Holyrood fully entitled to hold independence referendum
THERE has been a great deal of debate and discussion in recent times over the question of the Scottish Parliament holding a referendum on independence. Like any other parliament, the Scottish Parliament would be quite entitled to do so if its members so desired.
In the United Kingdom, all referendums are advisory, though if the Scottish people did vote for independence in a referendum that met normal democratic standards, Westminster would be obliged to recognise that result.
In The Scotsman earlier this week, it was claimed that two referendums would be needed - one in Scotland and another one across the UK. As someone who has advised on several international referendums and written extensively on the subject, I take exception to these claims.
The facts of the matter are rather different. The legal and political position regarding referendums on independence can be summed up in the following points:
• There are no examples of two referendums being held before independence was granted.

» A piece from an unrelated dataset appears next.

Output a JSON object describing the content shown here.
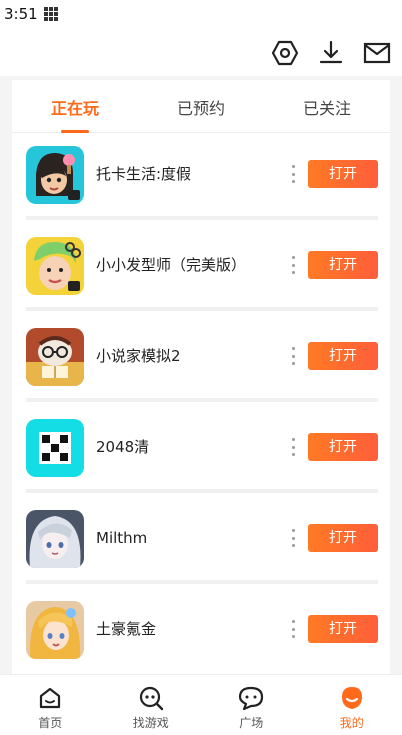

• All referendums conducted in accordance with international standards have been recognised by the international community.

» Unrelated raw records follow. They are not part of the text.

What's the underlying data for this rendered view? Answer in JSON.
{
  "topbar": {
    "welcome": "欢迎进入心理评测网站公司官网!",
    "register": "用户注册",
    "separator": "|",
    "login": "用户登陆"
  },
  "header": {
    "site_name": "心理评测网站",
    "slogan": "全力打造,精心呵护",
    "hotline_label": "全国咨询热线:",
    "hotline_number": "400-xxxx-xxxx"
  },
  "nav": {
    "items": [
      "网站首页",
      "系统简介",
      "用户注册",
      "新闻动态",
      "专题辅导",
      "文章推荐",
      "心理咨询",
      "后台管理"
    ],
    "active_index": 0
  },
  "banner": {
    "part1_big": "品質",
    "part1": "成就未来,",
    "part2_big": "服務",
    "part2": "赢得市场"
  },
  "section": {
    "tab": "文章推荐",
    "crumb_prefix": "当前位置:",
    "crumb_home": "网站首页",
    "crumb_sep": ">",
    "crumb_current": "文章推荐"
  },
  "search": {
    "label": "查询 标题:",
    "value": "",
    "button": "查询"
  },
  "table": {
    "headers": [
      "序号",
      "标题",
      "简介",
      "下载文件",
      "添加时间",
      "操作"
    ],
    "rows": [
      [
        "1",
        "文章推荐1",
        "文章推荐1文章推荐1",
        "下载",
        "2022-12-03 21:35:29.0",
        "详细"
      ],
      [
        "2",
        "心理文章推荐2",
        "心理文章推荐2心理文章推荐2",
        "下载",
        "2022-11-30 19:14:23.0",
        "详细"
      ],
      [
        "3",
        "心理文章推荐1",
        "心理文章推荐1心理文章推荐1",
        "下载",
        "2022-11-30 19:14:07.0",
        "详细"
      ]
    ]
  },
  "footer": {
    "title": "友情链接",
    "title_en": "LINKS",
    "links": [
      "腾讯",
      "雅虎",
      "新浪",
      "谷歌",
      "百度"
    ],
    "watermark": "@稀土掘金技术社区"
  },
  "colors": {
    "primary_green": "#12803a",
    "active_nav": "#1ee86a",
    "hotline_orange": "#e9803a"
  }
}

• Scotland would not need the consent of the rest of the UK before a referendum was held. Iceland was granted independence from Denmark although the referendum was advisory only.
Needless to say, the referendum is not a panacea. Democracy is not just about majority rule, and referendums are - and should only be - used when held in accordance with internationally recognised norms and standards.
Efforts must be made to ensure a fair wording of the question, equal access to the media and suchlike. But when these conditions are met - as they usually are - referendums are almost invariably recognised by the international community.
Indeed, in all but one of the dozen referendums on independence held in Europe since 1945, the international community has recognised the outcome irrespective of the position of the claims by the former sovereign power. The only odd one out was the referendum on Northern Cyprus in 1985, in a referendum which arguably was not held in accordance with international standards of fairness.
To claim that a referendum that met democratic standards would be challenged in the courts is equally spurious.
The essence of a referendum is that it should be the will of the people.
Needless to say, a referendum should only take place once all the issues have been thoroughly debated. To make a case for a referendum does not imply that one is necessarily in favour of independence. But the people should have a choice.
The fundamental truth is that not all issues can be decided through representative democracy. You can support a party without supporting all its policies - for example, it is possible to vote for, say, the Green Party, without being in favour of independence. Hence the need for a referendum.
A referendum is a signal to the politicians. This truth was recognised by Scottish Labour politicians who organised the unofficial referendum against priv-atisation of water in Strathclyde in 1994. Seventy-one per cent returned the ballots, and 98 per cent voted no to privatisation. The authorities took note. Privatisation did not go ahead.
Irrespective of the formal status of a future referendum, the politicians should - and in all likelihood will - abide by the result. Democracy, after all, means government by the people. To quote the English constitutionalist Vernon Bogdanor: "In the last resort, all arguments against the referendum are also arguments against democracy, while acceptance of the referendum is but the logical consequence of accepting the democratic form of government."
• Matt Qvortrup is Professor of Political Science at the Robert Gordon University and author of the book A Comparative Study of Referendums.